DC Carter smiles at her as though she’s being feeble and irrational. It’s the same look her father used to give Elizabeth when they argued during her childhood.

“Is there anyone your husband could be staying with?”

“No.”

“What about the other woman?”

“What other woman?”

“You hired a private detective because you thought your husband might be having an affair.”

Elizabeth looks at Rowan, who is playing with a stapler and a piece of paper.

“I was worried about North. I knew something was bothering him.”

“So you hired someone to follow him?”

“Yes.”

“Why didn’t you just ask him?”

Elizabeth can feel her features becoming squashed and color rising in her cheeks.

“Don’t patronize me, Detective. Of course I asked him, but he wouldn’t tell me. We argued. I got upset. Nothing changed.”

“Something made you suspicious.”

“I didn’t know what he was doing. I didn’t have any evidence. North said he loved me. I had a friend who recommended an agency. She’d been through a divorce.”

“Were you considering divorcing your husband?”

“No, not at all! Never.”

There is a cry of pain. Rowan has punched a staple through the webbing of his hand. One tooth of the staple is sticking from his skin. Elizabeth holds him tightly and pulls the barb free, kissing away his pain and his tears.

3

LONDON

Ruiz walks the surrounding streets, interviewing neighbors and passers-by, asking questions the police should have asked. Did anyone see a young woman? She was running. Which way did she go? What sort of boat? Two fishermen. Where did they take her? Upriver.

The men who came looking for Holly were professionals. They drove all-wheel-drive vehicles with heavily tinted windows. They wore dark clothing. Soft shoes. They were trained for this. How does someone train for this? Drowning kittens? Torturing animals?
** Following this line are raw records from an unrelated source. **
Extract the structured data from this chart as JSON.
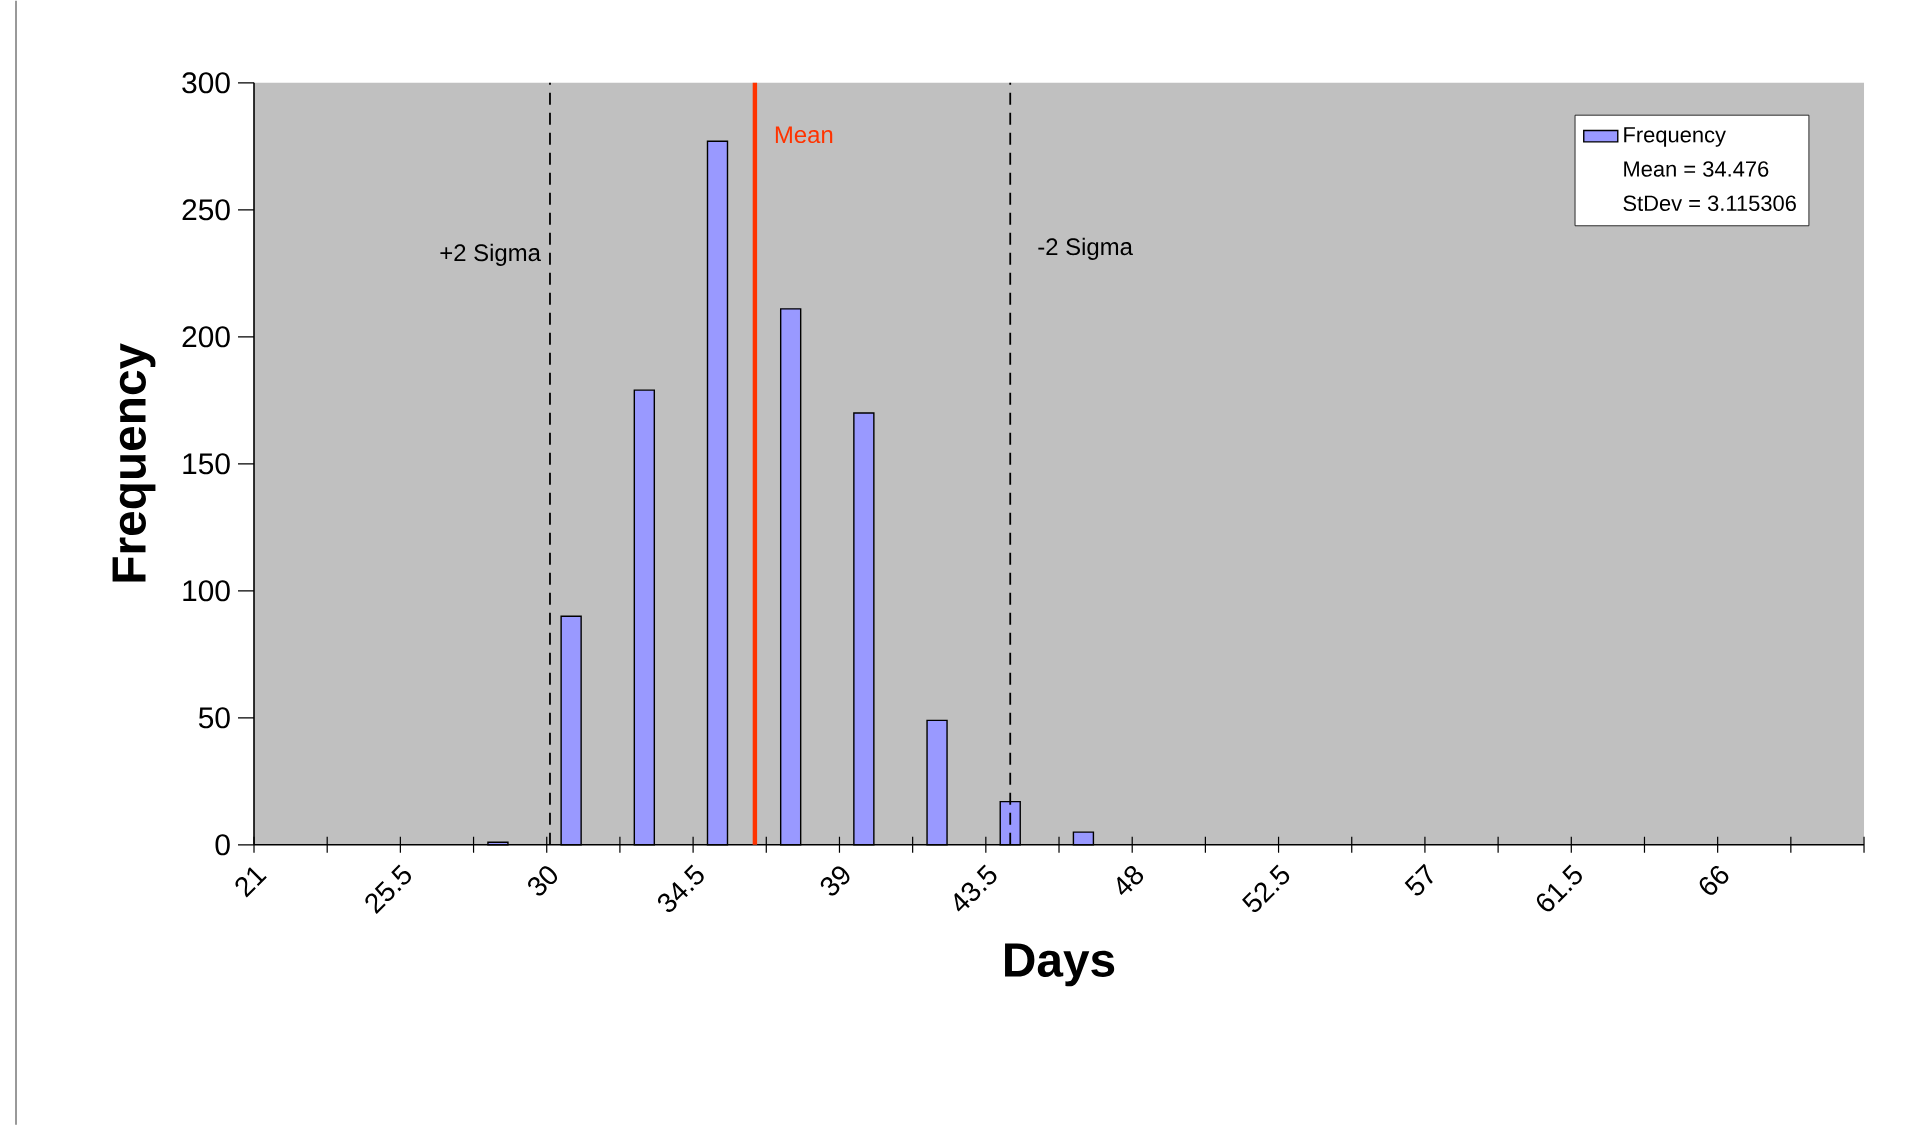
{
  "chart_data": {
    "type": "bar",
    "xlabel": "Days",
    "ylabel": "Frequency",
    "x": [
      28.5,
      30.75,
      33,
      35.25,
      37.5,
      39.75,
      42,
      44.25,
      46.5
    ],
    "series": [
      {
        "name": "Frequency",
        "color": "#9999ff",
        "values": [
          1,
          90,
          179,
          277,
          211,
          170,
          49,
          17,
          5
        ]
      }
    ],
    "xlim": [
      21,
      70.5
    ],
    "xticks": [
      21,
      {
        "value": 23.25,
        "label": null
      },
      25.5,
      {
        "value": 27.75,
        "label": null
      },
      30,
      {
        "value": 32.25,
        "label": null
      },
      34.5,
      {
        "value": 36.75,
        "label": null
      },
      39,
      {
        "value": 41.25,
        "label": null
      },
      43.5,
      {
        "value": 45.75,
        "label": null
      },
      48,
      {
        "value": 50.25,
        "label": null
      },
      52.5,
      {
        "value": 54.75,
        "label": null
      },
      57,
      {
        "value": 59.25,
        "label": null
      },
      61.5,
      {
        "value": 63.75,
        "label": null
      },
      66,
      {
        "value": 68.25,
        "label": null
      },
      {
        "value": 70.5,
        "label": null
      }
    ],
    "ylim": [
      0,
      300
    ],
    "yticks": [
      0,
      50,
      100,
      150,
      200,
      250,
      300
    ],
    "ref_lines": [
      {
        "axis": "x",
        "value": 30.1,
        "label": "+2 Sigma",
        "color": "#000000",
        "line_style": "dashed"
      },
      {
        "axis": "x",
        "value": 36.4,
        "label": "Mean",
        "color": "#ff3300",
        "line_style": "solid"
      },
      {
        "axis": "x",
        "value": 44.25,
        "label": "-2 Sigma",
        "color": "#000000",
        "line_style": "dashed"
      }
    ],
    "annotations": [
      "Mean = 34.476",
      "StDev = 3.115306"
    ],
    "legend": "top right",
    "grid": false
  }
}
She managed to get away, but where would she go? Out of London, if she has any sense. Somewhere safe. She needs a friend with a spare room or a sofa bed, someone who doesn’t appear on her phone records or in her address book. How long can she stay hidden? If she doesn’t use her mobile, if she doesn’t call family or friends, if she doesn’t break the law and get caught, if she doesn’t visit a doctor, or withdraw money, or apply for a job…

She’s not going to call him. She probably blames him for what happened.

Ruiz thinks of his own children and how he abandoned them after Laura died. Fled the memories. Replaced one horror with another. He lost himself in Bosnia, Sarajevo under siege, where snipers gunned down people as they queued for bread and collected water. He can remember flowers in the flower boxes, climbing roses that clung to the whitewashed walls like living tapestries.